Тем не менее через две недели Шкипер улетел в Рим и пропал месяца на три. Вернулся, через месяц снова улетел и с тех пор летал в Италию периодически. Я, со свойственной своему возрасту романтичностью, была уверена, что носится он к Норе, и лишь несколько лет спустя узнала, что Шкипер, пользуясь возможностью, налаживал свой бизнес в Европе.
В один из промозглых осенних вечеров, когда ветер гонял по подворотне коричневые листья, а оконное стекло заливало дождем, я сидела дома одна, Степаныч дежурил. Было уже довольно поздно, мне хотелось спать, но попалась интересная книга, и я из последних сил клевала носом над страницами.
В дверь осторожно, коротко позвонили. С памятной новогодней ночи, когда ко мне принесли Жигана, я не ждала от поздних звонков ничего хорошего. Но открывать-то все равно надо было, и я, захлопнув книгу, пошла в прихожую.
За дверью действительно оказался Шкипер, который не появлялся у нас с лета, и я еле его узнала. Он похудел, основательно зарос черной щетиной, а его физиономия из умеренно смуглой стала почти африканской. В нос мне ударил сложный запах многонедельной грязи, пота, бензина и какой-то резко пахнущей травы.
– Господи, ты откуда?
– От верблюда, – нахально заявил он и сразу же, словно мы расстались вчера, а не несколько месяцев назад, перешел к делу: – Степаныч дома?
– На дежурстве...
– Он на фарси говорит?
– На чем?.. Нет, наверное... Точно, нет.
– Опаньки... – огорчился Шкипер. – А как же я буду?
Он шагнул в сторону, протянул руку в темноту лестничной клетки и позвал:
– Ну, давай, давай... Иди сюда. Да не бойся ты... Вот дура, совсем человеческого языка не понимает! – За руку он насильно вытащил в дверной проем совершенно неожиданное существо.

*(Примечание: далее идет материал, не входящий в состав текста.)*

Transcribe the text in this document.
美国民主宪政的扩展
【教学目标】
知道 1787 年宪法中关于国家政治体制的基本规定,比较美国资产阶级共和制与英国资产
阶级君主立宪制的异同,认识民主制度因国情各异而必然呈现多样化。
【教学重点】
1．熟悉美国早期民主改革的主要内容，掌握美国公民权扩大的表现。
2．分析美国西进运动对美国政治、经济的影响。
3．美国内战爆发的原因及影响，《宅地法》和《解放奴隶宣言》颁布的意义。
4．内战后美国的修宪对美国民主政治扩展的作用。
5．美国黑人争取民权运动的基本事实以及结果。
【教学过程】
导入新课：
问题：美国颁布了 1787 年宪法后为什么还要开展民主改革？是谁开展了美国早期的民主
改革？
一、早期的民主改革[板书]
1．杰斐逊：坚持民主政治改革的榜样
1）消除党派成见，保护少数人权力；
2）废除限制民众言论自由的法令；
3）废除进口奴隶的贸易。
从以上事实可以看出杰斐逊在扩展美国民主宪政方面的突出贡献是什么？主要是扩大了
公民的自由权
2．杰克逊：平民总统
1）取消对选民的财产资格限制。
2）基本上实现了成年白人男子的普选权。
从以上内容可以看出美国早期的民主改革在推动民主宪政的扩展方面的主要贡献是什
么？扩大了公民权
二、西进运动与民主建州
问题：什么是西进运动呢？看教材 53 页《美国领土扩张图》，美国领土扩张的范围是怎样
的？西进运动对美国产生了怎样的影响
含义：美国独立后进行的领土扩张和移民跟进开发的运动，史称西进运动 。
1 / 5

Это была девчонка-азиатка, худая, испуганная и совсем юная: мне показалось, что ей лет пятнадцать-шестнадцать. Она стояла на пороге квартиры неподвижно, как столбик, уставившись вниз. Грязные, слипшиеся волосы были заплетены в две растрепанные косы, повязанные сверху грязным же красным платком. Плечи ее венчала шкиперовская кожаная куртка, спускающаяся ниже колен. Из-под куртки виднелся пестрый подол платья и потерявшие всякий вид, растоптанные и разбитые туфли.
Я впустила обоих в прихожую и повернулась к Шкиперу.

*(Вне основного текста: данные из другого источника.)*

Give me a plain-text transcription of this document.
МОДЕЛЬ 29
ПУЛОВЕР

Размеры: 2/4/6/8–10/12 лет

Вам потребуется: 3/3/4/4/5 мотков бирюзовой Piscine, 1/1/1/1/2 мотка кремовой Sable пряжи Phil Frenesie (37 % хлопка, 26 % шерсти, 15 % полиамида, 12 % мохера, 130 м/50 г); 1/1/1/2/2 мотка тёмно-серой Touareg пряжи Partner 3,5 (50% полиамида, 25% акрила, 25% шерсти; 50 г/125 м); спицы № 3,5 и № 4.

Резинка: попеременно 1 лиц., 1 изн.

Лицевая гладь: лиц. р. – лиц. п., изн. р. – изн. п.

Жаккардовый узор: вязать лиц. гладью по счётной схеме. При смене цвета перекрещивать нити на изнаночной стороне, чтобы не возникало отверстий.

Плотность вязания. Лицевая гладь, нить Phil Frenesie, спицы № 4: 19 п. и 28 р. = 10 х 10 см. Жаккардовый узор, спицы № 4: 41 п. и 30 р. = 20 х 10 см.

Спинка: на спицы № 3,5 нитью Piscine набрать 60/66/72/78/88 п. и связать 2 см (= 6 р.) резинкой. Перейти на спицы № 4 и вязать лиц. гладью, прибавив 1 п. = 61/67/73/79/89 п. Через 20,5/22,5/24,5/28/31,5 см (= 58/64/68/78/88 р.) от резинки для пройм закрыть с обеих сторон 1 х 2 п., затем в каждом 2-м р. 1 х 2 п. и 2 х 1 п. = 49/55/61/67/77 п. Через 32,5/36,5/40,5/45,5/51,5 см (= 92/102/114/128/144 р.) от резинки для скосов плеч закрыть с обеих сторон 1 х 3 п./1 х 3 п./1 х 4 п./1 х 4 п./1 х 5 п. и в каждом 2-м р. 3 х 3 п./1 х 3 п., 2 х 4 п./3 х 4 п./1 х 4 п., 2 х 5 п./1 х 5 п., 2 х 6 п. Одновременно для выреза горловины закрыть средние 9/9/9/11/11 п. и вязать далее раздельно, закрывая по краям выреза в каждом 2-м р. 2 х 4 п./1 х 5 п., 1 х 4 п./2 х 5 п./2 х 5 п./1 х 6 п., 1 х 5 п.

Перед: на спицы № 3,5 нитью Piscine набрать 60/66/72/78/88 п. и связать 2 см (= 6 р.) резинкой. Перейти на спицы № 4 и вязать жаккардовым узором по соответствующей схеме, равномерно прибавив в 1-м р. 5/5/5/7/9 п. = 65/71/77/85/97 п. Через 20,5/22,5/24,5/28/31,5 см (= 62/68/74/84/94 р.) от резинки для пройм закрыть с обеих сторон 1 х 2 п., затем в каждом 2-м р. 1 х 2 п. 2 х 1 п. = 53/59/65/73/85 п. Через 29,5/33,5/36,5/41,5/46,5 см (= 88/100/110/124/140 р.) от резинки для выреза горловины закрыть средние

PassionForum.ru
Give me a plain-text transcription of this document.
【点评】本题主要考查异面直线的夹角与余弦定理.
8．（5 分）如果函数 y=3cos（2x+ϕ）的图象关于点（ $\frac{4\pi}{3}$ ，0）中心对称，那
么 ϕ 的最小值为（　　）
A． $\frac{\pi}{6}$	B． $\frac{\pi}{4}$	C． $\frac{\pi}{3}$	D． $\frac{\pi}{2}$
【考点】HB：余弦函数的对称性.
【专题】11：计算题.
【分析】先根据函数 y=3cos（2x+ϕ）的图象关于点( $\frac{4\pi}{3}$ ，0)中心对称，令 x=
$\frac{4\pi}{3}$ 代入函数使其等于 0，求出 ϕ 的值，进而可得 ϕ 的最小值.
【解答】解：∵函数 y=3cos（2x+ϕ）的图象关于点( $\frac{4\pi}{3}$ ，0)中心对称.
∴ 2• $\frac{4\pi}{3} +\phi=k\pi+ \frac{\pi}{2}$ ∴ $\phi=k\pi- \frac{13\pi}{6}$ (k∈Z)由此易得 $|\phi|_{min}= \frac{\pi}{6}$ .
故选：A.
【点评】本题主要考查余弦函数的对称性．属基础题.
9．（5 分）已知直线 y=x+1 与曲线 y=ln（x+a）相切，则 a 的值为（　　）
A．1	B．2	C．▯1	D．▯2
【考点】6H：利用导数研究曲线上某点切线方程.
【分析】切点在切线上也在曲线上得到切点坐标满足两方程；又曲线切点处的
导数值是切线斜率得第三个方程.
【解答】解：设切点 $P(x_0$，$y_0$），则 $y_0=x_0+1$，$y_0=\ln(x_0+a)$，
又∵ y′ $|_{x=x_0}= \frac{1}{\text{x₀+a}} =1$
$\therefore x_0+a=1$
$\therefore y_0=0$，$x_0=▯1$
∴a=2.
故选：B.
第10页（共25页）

– Ну, и чего тебе? Поесть? Помыться?
– Вот ее отмой сначала.
– Да тебя тоже не мешало бы.
– Я потом сам, – серьезно сказал Шкипер.
Я хмыкнула и повернулась к девчонке:
– Идем.
Она безмолвно послушалась. В ванной я пустила горячую воду, принесла полотенце, свои юбку, кофту, белье и тапочки. Девчонка молча следила за моими действиями.
– Тебе помочь? – спросила я.
Она непонимающе улыбнулась. Я пожала плечами и вышла из ванной.
Шкипер сидел на кухне и читал мою книгу. Я вытащила у него Маркеса, захлопнула и потребовала было объяснений, но Шкипер отмахнулся от меня, как от мухи, и нетерпеливо спросил:
– Когда Степаныч будет?
– Утром! – обозлилась я. – Не говорит он на фарси, я точно знаю! Ты лучше бы своему Ибрагиму позвонил, может, он разберется!
Шкипер хлопнул себя по лбу, самокритично сказал: «Ума нет – считай, калека» и вытащил свою «Моторолу».
– Ибрагим? Ну, я. Прибыл. Давай сейчас же к Степанычу. Не утром, а сейчас, оглох? Все бросай. Бабу тоже бросай, успеешь... Давай, жду.
Ибрагим приехал через полчаса, злой, как черт, и со Шкипером демонстративно не стал здороваться. Тот, впрочем, этого не заметил и молча показал ему на сидящую на диване девчонку. Отмывшись, та оказалась довольно миловидной, но ее портило слишком бледное, с нездоровой зеленью лицо и испуганное выражение глаз. Когда Ибрагим вошел и удивленно посмотрел на нее, девчонка вскочила и закрыла лицо руками.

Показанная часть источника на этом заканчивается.